To refinance your HELOC, you'll need to show lenders that you have the capacity to repay, the collateral to cover your debts and the credit to qualify for your loan. When it comes to refinancing a HELOC, much of these will be the same concerns that you'll have when refinancing a primary mortgage, with the added consideration of your equity position.
- Capacity represents your ability to repay the loan, based on your income and overall debts. Lenders offering HELOCs set their debt-to-income ratio guidelines based on what their investors are willing to accept, so there is variation across the industry. A good rule of thumb is that all of your mortgage debt should not exceed a third of your gross income, and your total debts should not exceed 43% of your gross income.
- Collateral refers to the amount of equity you have in your home. Certain products will allow you to borrow up to 90% of the appraised value.
- Credit summarizes the debt you've managed in the past, and a credit score is an assigned value that determines how well you've handled that debt.

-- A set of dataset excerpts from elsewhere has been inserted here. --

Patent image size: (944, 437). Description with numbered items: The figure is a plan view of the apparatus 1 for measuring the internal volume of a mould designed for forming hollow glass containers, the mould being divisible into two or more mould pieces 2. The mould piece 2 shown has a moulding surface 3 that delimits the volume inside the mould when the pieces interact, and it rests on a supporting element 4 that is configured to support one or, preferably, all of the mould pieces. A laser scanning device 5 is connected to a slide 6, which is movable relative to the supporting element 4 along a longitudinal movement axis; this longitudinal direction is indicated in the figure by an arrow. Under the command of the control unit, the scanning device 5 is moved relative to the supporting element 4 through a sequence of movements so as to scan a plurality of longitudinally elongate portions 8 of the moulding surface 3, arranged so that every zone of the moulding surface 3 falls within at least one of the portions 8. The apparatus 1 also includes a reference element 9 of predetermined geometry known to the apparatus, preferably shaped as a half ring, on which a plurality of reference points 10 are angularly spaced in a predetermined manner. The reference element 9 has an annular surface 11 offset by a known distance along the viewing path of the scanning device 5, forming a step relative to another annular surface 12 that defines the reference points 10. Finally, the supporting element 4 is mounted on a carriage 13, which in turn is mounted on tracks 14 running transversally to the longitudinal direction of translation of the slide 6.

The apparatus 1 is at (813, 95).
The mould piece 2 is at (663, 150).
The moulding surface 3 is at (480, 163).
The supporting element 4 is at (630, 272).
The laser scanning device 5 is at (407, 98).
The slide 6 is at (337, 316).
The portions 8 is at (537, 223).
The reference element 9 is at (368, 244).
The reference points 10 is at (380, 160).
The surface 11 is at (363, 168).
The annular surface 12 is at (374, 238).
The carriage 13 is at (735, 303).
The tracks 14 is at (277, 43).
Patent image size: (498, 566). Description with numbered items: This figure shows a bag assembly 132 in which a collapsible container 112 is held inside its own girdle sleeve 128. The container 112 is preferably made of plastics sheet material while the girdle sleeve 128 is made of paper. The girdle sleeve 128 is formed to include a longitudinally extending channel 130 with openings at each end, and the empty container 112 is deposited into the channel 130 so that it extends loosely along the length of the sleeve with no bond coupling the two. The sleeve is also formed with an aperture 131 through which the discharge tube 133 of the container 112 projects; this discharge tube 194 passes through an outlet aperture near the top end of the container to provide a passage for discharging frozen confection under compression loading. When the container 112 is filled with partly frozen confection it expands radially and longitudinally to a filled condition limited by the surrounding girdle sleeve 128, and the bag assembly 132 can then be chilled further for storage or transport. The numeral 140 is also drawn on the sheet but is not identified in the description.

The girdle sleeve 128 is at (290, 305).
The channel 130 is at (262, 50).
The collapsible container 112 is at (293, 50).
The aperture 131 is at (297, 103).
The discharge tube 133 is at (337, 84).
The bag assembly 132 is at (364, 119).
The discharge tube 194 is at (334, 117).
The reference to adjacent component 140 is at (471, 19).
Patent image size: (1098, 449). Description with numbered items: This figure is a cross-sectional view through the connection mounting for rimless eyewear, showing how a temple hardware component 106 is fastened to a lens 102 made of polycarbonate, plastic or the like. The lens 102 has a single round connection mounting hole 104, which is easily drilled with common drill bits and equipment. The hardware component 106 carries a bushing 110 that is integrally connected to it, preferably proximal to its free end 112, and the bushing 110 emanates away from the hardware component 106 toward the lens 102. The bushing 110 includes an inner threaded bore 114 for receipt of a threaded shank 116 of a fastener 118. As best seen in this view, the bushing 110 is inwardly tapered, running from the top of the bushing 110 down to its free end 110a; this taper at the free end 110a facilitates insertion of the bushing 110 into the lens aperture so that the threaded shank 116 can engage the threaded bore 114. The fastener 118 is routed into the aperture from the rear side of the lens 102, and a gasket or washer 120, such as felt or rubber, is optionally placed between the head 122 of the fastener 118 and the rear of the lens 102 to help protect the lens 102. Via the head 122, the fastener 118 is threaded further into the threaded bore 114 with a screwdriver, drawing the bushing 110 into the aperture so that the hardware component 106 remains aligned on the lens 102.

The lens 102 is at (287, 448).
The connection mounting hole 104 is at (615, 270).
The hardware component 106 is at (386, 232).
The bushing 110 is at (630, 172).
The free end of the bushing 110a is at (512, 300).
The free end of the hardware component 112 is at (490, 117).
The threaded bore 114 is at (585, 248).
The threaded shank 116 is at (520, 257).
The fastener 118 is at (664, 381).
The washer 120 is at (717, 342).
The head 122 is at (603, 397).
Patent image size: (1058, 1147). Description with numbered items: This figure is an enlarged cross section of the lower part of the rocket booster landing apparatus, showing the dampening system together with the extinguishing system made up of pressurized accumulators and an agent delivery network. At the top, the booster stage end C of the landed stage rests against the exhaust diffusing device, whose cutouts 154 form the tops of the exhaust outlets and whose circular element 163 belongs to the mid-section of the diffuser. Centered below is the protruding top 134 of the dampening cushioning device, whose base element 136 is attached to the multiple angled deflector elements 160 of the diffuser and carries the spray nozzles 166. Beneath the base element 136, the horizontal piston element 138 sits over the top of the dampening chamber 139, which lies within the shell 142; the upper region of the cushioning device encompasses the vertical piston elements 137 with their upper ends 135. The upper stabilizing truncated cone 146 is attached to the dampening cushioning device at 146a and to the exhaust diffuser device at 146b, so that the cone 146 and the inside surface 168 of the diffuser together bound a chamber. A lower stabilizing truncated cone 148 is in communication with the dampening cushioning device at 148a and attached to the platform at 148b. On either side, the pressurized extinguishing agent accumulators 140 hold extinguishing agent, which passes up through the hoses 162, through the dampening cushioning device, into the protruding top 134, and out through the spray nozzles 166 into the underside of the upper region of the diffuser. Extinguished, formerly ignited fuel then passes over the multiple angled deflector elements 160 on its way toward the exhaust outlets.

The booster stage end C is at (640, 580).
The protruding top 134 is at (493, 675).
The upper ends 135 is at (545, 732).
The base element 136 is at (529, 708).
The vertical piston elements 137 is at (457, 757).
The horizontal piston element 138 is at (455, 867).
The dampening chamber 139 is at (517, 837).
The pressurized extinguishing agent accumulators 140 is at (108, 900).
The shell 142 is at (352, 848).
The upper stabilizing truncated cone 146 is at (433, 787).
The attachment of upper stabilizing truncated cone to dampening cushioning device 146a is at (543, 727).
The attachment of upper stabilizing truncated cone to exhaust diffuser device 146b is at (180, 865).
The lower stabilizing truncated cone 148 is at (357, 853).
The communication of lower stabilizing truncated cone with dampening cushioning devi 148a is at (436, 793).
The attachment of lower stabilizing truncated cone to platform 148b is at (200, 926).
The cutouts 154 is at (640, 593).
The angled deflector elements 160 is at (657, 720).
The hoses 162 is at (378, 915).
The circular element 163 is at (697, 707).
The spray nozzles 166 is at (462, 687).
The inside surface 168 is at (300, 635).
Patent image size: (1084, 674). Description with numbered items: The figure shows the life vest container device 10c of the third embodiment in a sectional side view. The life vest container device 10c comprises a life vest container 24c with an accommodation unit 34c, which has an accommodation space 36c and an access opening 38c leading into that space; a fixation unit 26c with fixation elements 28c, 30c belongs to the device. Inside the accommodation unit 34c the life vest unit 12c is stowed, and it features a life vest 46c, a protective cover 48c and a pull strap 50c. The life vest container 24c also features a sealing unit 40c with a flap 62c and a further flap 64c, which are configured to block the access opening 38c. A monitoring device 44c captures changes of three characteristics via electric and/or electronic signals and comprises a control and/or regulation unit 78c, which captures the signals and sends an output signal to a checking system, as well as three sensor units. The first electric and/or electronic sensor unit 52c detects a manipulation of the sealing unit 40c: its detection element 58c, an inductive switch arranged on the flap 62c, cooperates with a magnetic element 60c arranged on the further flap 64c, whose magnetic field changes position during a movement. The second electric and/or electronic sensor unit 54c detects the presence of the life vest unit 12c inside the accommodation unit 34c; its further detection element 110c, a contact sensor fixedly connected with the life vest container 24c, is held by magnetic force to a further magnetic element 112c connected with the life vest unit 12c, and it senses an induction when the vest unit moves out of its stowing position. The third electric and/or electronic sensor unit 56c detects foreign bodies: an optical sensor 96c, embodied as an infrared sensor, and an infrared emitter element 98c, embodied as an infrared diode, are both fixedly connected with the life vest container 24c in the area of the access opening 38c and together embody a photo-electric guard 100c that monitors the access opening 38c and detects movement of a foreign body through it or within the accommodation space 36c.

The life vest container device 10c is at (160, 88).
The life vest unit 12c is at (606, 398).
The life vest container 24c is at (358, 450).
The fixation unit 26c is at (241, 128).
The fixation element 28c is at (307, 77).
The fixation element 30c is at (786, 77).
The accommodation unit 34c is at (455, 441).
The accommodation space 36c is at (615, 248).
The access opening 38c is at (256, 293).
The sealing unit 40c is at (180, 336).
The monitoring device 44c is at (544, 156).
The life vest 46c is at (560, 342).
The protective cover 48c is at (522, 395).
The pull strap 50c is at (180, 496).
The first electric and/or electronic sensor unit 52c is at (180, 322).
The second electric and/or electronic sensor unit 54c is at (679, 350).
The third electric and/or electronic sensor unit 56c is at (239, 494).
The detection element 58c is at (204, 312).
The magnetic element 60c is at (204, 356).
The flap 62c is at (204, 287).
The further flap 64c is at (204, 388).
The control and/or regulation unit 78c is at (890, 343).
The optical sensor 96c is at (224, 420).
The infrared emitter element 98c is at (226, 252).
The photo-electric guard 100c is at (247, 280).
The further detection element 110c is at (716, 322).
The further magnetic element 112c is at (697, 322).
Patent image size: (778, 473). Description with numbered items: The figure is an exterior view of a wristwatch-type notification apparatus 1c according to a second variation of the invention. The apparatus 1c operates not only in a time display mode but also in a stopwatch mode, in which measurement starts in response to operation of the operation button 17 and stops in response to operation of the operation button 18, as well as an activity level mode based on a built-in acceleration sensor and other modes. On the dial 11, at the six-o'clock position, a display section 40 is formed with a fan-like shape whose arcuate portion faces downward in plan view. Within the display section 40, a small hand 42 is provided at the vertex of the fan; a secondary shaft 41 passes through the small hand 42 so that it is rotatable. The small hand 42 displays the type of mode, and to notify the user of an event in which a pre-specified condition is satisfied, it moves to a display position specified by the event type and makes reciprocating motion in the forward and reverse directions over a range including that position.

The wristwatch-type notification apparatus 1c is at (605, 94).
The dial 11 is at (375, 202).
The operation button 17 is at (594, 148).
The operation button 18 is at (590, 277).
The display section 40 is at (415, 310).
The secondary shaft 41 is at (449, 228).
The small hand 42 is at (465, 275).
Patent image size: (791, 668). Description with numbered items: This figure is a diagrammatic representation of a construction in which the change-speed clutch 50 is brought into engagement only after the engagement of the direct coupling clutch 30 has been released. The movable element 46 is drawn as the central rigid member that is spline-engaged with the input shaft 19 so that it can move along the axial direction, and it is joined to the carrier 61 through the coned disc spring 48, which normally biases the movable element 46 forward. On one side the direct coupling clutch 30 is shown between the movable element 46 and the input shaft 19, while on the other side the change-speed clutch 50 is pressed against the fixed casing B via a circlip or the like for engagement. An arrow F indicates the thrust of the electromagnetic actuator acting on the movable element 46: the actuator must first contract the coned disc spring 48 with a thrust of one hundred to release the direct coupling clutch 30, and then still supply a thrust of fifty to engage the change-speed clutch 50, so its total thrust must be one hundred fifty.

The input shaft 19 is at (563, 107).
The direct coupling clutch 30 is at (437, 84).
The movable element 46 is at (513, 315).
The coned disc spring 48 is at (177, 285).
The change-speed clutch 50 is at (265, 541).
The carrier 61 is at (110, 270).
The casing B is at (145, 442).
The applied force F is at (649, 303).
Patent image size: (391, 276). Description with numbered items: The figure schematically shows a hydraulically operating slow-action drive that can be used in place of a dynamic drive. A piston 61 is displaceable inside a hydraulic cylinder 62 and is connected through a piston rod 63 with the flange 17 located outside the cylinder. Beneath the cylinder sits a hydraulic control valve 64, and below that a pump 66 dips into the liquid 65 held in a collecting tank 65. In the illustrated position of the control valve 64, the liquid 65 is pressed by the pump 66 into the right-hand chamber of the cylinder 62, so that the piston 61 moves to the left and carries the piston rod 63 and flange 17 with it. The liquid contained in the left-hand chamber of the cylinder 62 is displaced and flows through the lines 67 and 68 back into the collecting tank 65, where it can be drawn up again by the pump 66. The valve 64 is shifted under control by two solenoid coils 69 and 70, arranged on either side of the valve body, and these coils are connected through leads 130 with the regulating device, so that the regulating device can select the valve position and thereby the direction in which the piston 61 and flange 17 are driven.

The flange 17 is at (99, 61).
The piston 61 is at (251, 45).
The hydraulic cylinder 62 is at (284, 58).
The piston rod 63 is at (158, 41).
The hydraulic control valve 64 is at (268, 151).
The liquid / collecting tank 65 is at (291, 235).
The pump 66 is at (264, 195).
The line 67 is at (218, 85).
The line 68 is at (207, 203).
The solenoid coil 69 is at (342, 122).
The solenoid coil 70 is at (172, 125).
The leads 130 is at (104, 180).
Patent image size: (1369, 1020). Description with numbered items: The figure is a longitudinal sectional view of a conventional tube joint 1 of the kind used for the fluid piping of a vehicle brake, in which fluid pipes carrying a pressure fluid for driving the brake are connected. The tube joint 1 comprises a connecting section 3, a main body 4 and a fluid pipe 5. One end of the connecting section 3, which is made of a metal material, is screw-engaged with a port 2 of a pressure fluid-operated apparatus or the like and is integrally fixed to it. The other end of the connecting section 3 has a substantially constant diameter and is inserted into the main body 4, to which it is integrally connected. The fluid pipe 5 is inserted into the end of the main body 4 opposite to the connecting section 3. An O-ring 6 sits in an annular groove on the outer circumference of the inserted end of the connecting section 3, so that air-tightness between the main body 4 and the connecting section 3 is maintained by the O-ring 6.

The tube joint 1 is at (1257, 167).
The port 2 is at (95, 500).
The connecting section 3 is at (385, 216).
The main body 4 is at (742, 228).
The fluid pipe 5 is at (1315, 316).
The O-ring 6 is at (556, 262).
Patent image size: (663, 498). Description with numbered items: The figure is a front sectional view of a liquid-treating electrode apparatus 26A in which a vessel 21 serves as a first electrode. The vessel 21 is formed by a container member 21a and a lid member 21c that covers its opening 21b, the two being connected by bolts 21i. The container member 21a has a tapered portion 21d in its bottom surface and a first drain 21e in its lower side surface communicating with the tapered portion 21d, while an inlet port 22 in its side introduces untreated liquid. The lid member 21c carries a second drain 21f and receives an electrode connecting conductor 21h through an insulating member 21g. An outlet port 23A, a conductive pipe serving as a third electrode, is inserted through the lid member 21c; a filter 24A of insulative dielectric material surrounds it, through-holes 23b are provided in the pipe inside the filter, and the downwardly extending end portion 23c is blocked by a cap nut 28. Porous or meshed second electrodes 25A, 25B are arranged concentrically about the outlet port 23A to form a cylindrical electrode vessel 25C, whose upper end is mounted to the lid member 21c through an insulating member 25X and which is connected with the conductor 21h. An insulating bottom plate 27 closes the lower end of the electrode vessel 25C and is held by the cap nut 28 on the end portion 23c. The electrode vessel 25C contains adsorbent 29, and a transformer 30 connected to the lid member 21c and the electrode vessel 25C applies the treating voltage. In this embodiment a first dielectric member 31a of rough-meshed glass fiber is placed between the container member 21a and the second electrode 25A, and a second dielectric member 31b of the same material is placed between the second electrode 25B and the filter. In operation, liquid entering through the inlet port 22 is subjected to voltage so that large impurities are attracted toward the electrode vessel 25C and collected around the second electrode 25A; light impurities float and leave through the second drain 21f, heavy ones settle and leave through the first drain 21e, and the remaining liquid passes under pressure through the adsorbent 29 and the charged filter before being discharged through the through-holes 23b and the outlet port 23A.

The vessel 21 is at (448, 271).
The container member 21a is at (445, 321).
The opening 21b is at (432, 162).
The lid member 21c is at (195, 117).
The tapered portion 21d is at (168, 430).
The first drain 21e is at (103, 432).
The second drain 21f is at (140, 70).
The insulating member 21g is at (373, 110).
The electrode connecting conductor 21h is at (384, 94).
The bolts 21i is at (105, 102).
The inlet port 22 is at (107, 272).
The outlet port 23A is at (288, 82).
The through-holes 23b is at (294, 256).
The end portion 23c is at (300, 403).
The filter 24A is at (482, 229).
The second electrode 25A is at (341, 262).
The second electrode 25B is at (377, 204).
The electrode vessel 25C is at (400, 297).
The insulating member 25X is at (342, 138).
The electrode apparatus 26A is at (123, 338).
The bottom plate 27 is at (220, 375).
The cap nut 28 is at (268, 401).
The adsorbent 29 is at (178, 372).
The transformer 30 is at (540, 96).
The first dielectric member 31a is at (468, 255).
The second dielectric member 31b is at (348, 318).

Qualifying to refinance your HELOC means meeting minimum FICO score requirements. It's also best if you don't have major derogatory items on your credit report, such as late payments, charge-offs or bankruptcies, within a certain time frame. Each lender sets its own minimum score requirements; but in general, the better your score, the better the rates and programs you'll qualify for.
Prior to 2008, home equity lines of credit were very common and easy to obtain. Many lenders incorrectly assumed that home values would continue to increase steadily over time, and they offered lines of credit based on projected values. When home prices declined sharply, many lines of credit were abruptly closed by lenders due to "asset depreciation." This prevented homeowners from taking any more draws against their equity as property values fell and short sales and foreclosures rose.
It used to be much easier to get a HELOC when loan approvals were based only on the approximate value of the home. HELOCs are now offered based on current appraisal values, and many lenders require you to qualify based on the total projected principal and interest payments. They may also apply an adjustment factor to the initial interest rate, making sure you can still repay the loan if interest rates rise in the future.